Friday, August 14, 2009

place

There was must and mildew on the walls. Checkers and zig-zags etched into the cement, dank wall, almost making it pretty. If not for the horror down here it would be alluring, mystical and enticing. There will be no mention of this place because of the rumors, because of the judgements. There is no love for those places deemed illogical and whimsical. Only the forget-me-nots and odd balls inhabit this inhabitable place. But I won’t apologize for its darkness. I refuse to paint my brush of blue along the wall. It is not meant to be altered. To do so would insult its journey and evolution. To at last separate ourselves from our senses means perhaps for one snuffed out moment, we can truly love.

Monday, August 10, 2009

be so

He landed here and instantly was dispersed, into life, into its fragments and pieces. He was cast into feathers and stone and liquid to know their forms, fundamentally apart yet metaphorically cloned. For it was empty space that found the stagnant bodies lying helplessly in the muddied bogs.
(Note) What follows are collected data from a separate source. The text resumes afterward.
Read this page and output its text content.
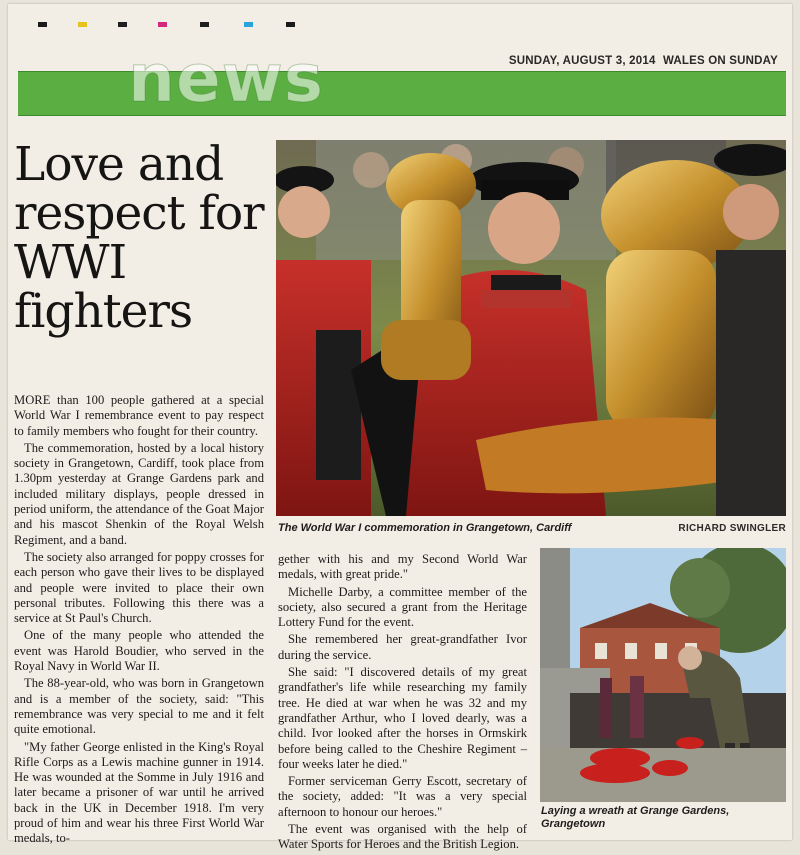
SUNDAY, AUGUST 3, 2014 WALES ON SUNDAY
news
Love and respect for WWI fighters
The World War I commemoration in Grangetown, Cardiff	RICHARD SWINGLER

MORE than 100 people gathered at a special World War I remembrance event to pay respect to family members who fought for their country.

The commemoration, hosted by a local history society in Grangetown, Cardiff, took place from 1.30pm yesterday at Grange Gardens park and included military displays, people dressed in period uniform, the attendance of the Goat Major and his mascot Shenkin of the Royal Welsh Regiment, and a band.

The society also arranged for poppy crosses for each person who gave their lives to be displayed and people were invited to place their own personal tributes. Following this there was a service at St Paul's Church.

One of the many people who attended the event was Harold Boudier, who served in the Royal Navy in World War II.

The 88-year-old, who was born in Grangetown and is a member of the society, said: "This remembrance was very special to me and it felt quite emotional.

"My father George enlisted in the King's Royal Rifle Corps as a Lewis machine gunner in 1914. He was wounded at the Somme in July 1916 and later became a prisoner of war until he arrived back in the UK in December 1918. I'm very proud of him and wear his three First World War medals, to-

gether with his and my Second World War medals, with great pride."

Michelle Darby, a committee member of the society, also secured a grant from the Heritage Lottery Fund for the event.

She remembered her great-grandfather Ivor during the service.

She said: "I discovered details of my great grandfather's life while researching my family tree. He died at war when he was 32 and my grandfather Arthur, who I loved dearly, was a child. Ivor looked after the horses in Ormskirk before being called to the Cheshire Regiment – four weeks later he died."

Former serviceman Gerry Escott, secretary of the society, added: "It was a very special afternoon to honour our heroes."

The event was organised with the help of Water Sports for Heroes and the British Legion.

Laying a wreath at Grange Gardens, Grangetown
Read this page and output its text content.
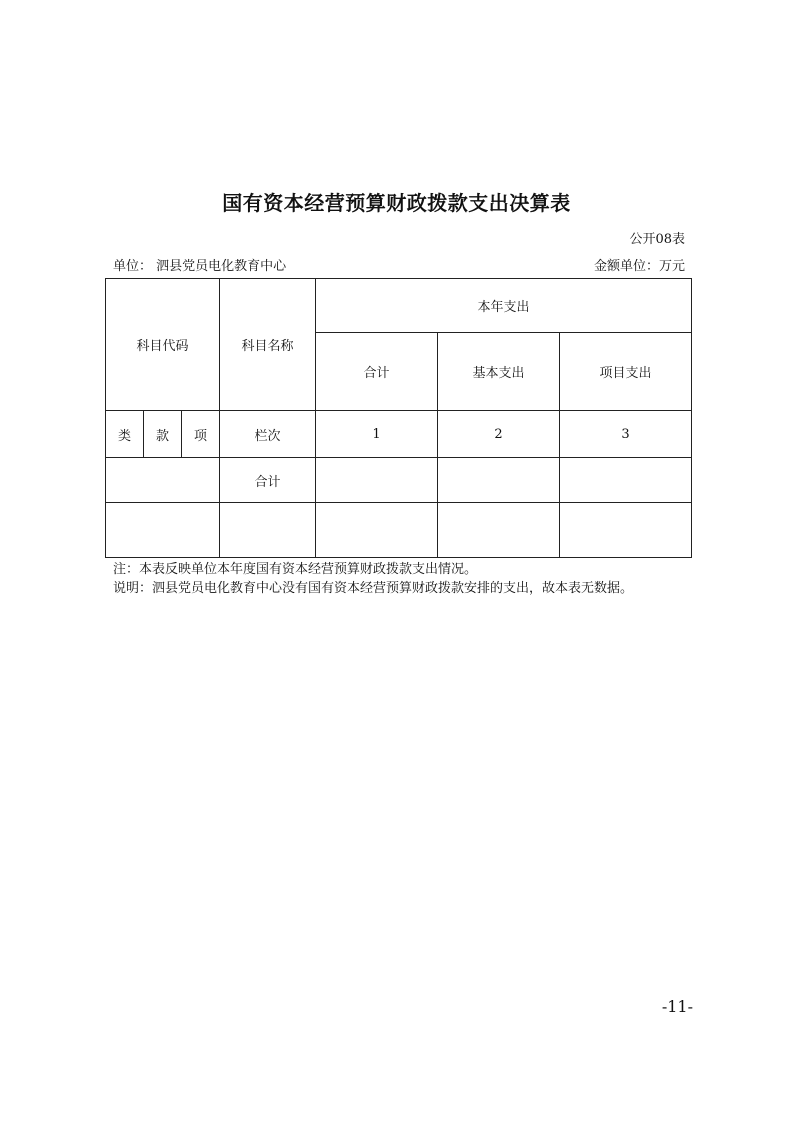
国有资本经营预算财政拨款支出决算表
公开08表
单位： 泗县党员电化教育中心	金额单位：万元
科目代码			科目名称	本年支出		
				合计	基本支出	项目支出
类	款	项	栏次	1	2	3
			合计			

注：本表反映单位本年度国有资本经营预算财政拨款支出情况。
说明：泗县党员电化教育中心没有国有资本经营预算财政拨款安排的支出，故本表无数据。
-11-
They had lost hope of ever emerging again, as themselves. And crystalline patterns stuck to sidewalks in the big cities, never noticing the waste in their own back yards. He balanced gently on each blade of grass thinking it couldn’t be so, this state of free will.

Sunday, August 9, 2009

Missing....

tones

Notes like anchors on my skin. Landing, digging in and making themselves at home in my psyche. They carry me, wind me around the linearity of people’s thoughts and then dump me, crassly, to free fall unapologetically back to earth. Why do we fear the aftermath so much? Why do we side step every cause of it, even when the cause may be joy? Is it due to its fleetingness, its mockingly transitory nature? Do we calculate all great things by their longevity then? But nothing exists beyond the now. Nothing is as it is, it is merely what it will become.

Saturday, August 8, 2009

>

Patiently waiting to be wowed with sincerity and intent.